Adding to the hubris of the situation, the Wall Street banks’ own regulator, the Federal Reserve, gave its blessing to this unprecedented and dangerous encroachment by banking interests into industrial commodity ownership and has effectively looked the other way as the banks moved into industrial commerce activities like owning pipelines and power plants.

For more than a century, Federal law has encouraged the separation of banking and commerce. The role of banks has been seen as providing prudent corporate lending to facilitate the growth of commerce, not to compete with it through unfair advantage by having access to cheap capital from the Federal Reserve’s lending programs. Additionally, the mega banks are holding trillions of dollars in FDIC insured deposits; if they experienced a catastrophic commercial accident through a ruptured pipeline, tanker oil spill, or power plant explosion, it could once again put the taxpayer on the hook for a bailout.

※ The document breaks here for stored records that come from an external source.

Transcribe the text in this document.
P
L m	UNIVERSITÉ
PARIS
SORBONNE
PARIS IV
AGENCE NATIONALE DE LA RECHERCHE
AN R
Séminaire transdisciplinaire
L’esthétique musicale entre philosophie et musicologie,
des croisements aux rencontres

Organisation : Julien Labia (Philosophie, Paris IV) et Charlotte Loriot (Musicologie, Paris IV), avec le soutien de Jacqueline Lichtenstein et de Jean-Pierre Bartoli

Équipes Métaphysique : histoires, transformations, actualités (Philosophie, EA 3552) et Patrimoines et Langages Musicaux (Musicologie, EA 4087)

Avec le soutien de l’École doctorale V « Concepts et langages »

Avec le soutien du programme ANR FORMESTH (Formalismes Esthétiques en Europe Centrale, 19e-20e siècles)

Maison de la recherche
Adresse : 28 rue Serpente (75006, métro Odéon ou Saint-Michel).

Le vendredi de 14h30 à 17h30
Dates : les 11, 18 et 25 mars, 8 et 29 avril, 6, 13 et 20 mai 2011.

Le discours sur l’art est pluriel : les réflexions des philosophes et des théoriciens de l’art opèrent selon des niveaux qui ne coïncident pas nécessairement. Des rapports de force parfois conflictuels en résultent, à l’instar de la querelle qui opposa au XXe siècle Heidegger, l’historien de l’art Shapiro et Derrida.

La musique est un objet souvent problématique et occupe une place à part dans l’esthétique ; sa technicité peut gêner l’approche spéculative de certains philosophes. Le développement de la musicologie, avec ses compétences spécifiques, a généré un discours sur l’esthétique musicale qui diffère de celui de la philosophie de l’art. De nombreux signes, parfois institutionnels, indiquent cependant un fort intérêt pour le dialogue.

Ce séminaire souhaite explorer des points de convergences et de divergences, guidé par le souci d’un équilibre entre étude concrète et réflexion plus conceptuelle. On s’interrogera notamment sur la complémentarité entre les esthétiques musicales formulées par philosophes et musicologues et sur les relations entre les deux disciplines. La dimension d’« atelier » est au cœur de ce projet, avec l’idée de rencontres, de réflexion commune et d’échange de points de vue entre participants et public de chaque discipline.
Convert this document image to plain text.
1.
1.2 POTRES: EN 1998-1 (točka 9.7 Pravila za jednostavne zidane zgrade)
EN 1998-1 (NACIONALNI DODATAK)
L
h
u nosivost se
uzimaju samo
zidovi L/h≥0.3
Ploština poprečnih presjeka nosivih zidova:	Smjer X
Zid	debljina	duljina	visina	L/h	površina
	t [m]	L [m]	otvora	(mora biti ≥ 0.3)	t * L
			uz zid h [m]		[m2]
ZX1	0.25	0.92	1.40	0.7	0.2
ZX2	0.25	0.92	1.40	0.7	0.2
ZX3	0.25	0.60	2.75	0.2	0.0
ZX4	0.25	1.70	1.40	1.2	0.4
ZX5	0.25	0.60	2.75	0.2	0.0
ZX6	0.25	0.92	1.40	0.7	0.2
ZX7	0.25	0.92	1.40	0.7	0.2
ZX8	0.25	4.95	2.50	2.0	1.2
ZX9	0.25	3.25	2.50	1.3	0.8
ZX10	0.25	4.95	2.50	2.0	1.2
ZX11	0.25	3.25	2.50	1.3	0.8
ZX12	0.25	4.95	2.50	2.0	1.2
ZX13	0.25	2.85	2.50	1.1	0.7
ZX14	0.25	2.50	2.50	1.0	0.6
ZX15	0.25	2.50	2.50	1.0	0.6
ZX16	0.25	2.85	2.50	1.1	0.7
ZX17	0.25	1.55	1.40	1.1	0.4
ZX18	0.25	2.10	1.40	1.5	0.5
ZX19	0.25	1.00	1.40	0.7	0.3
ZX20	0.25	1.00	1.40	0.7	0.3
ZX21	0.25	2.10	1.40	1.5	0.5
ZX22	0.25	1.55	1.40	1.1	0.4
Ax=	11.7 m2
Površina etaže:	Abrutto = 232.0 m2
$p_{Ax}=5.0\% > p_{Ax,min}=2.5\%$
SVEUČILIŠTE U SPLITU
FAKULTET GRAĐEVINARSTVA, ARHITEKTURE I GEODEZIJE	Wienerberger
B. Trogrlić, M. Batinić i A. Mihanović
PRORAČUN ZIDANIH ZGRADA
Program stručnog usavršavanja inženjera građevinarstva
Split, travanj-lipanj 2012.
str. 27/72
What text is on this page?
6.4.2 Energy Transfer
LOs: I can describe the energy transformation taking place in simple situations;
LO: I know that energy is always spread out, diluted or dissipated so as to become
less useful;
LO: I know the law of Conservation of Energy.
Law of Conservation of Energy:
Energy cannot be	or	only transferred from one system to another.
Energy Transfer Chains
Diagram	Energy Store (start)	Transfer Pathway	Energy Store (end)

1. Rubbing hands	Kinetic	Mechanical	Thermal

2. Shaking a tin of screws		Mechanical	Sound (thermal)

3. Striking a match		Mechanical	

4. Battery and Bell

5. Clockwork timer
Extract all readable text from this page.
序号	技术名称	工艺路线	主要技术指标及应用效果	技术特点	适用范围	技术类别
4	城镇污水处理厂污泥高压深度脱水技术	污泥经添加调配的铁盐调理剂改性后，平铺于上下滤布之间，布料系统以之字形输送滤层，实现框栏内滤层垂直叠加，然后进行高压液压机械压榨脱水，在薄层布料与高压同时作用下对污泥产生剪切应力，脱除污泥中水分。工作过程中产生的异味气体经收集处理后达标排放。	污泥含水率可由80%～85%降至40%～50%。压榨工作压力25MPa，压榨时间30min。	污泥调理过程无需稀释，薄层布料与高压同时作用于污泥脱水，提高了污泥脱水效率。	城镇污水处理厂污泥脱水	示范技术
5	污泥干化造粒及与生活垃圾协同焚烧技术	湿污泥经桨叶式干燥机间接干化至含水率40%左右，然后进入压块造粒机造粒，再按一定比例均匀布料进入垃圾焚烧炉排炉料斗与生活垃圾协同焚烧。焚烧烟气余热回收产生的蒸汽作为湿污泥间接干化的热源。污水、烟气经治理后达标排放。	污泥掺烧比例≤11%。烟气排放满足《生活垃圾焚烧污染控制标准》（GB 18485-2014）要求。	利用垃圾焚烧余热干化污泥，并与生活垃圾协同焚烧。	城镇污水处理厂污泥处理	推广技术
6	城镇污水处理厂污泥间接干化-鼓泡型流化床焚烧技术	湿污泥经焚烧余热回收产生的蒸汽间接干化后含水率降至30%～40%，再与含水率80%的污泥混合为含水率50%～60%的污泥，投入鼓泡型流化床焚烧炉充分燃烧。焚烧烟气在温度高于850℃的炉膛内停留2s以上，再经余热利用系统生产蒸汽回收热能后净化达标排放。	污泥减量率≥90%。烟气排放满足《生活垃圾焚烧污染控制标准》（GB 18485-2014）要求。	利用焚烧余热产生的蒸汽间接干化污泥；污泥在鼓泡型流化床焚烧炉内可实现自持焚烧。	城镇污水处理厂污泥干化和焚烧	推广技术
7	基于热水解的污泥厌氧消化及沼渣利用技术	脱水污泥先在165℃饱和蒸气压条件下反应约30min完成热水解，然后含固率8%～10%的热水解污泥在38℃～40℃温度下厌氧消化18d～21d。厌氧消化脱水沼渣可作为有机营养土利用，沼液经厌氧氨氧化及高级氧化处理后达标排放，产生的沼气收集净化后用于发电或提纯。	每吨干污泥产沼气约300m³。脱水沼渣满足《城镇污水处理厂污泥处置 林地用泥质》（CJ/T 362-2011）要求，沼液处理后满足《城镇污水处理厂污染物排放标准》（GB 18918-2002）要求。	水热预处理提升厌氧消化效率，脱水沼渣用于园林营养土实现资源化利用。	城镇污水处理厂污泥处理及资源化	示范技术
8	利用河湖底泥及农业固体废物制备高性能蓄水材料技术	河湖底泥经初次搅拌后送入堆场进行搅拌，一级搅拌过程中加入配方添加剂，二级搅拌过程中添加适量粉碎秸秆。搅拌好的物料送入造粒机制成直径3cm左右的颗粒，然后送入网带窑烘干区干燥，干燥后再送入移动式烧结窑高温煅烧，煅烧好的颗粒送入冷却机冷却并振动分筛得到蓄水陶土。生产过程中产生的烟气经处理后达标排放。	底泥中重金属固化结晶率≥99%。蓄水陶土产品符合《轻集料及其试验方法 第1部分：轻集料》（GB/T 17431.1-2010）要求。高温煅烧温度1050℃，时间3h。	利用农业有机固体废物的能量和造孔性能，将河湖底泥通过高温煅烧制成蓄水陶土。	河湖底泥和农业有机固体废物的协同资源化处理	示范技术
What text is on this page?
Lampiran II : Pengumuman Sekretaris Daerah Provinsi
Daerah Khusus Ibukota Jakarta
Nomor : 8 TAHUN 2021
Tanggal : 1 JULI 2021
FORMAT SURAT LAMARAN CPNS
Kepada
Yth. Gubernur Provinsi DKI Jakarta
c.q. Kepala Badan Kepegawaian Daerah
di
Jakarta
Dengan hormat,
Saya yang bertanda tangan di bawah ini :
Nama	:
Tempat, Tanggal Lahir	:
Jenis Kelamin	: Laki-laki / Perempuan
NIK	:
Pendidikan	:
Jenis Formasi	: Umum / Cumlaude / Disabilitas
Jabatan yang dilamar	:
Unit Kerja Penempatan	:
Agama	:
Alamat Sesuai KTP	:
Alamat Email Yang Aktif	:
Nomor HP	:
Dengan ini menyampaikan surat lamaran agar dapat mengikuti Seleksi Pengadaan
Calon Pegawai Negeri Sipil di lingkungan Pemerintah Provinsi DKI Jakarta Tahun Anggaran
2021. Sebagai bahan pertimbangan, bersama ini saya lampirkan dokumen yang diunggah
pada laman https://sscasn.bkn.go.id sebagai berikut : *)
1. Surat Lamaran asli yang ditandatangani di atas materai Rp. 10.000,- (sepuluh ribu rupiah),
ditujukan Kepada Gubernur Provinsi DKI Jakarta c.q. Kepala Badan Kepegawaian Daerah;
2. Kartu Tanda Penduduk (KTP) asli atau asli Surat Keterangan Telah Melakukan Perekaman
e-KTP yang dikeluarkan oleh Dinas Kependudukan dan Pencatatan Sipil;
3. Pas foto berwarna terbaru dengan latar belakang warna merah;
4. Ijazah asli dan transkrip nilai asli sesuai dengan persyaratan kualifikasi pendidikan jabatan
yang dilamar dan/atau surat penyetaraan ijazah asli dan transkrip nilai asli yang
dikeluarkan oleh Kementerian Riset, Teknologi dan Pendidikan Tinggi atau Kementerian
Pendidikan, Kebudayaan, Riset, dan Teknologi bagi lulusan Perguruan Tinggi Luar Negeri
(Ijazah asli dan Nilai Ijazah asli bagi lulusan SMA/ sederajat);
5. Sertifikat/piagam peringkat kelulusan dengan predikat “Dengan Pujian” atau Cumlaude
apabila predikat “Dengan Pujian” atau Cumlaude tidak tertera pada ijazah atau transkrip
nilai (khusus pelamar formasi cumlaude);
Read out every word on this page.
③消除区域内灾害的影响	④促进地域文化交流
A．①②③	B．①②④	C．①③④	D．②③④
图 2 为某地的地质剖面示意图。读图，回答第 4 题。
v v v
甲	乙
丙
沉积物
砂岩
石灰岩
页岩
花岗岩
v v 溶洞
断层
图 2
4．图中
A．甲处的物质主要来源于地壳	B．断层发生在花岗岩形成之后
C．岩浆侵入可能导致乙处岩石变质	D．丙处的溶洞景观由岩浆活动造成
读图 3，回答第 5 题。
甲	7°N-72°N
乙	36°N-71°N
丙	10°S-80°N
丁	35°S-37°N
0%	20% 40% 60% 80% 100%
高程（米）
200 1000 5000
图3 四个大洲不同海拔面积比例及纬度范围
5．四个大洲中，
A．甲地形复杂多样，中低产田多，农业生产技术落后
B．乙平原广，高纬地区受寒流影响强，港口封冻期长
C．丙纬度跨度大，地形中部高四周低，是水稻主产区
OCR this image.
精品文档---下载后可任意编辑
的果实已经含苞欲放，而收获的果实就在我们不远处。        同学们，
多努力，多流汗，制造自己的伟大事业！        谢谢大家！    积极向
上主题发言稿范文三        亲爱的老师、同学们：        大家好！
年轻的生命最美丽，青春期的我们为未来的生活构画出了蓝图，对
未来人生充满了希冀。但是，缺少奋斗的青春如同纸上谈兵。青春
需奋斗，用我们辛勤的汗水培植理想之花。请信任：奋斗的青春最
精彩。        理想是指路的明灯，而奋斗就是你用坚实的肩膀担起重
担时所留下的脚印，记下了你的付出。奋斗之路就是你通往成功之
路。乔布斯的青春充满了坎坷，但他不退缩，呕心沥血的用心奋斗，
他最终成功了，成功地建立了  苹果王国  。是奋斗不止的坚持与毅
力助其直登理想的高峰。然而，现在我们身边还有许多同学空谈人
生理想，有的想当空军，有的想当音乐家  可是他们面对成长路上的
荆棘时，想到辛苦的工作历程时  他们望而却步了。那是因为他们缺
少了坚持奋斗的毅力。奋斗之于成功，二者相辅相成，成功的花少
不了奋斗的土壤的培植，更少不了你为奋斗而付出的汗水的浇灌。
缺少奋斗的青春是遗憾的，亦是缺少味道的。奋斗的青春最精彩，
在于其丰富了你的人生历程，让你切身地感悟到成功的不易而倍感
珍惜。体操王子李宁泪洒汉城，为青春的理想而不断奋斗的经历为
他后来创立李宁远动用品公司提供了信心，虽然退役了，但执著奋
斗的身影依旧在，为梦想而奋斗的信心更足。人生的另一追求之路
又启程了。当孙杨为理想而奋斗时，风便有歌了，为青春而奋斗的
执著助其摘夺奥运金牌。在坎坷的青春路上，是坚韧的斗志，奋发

The Levin report addresses the element of catastrophic risk, noting:

“While the likelihood of an actual catastrophe remained remote, those activities carried risks that banks normally avoided altogether.  Goldman, for example, bought a uranium business that carried the risk of a nuclear incident, as well as open pit coal mines that carried potential risks of methane explosions, mining mishaps, and air and water pollution…Morgan Stanley owned and invested in extensive oil storage and transport facilities and a natural gas pipeline company which, together, carried risks of fire, pipeline ruptures, natural gas explosions, and oil spills.  JPMorgan bought dozens of power plants whose risks included fire, explosions, and air and water pollution.  Throughout most of their history, U.S. banks have not incurred those types of catastrophic event risks.”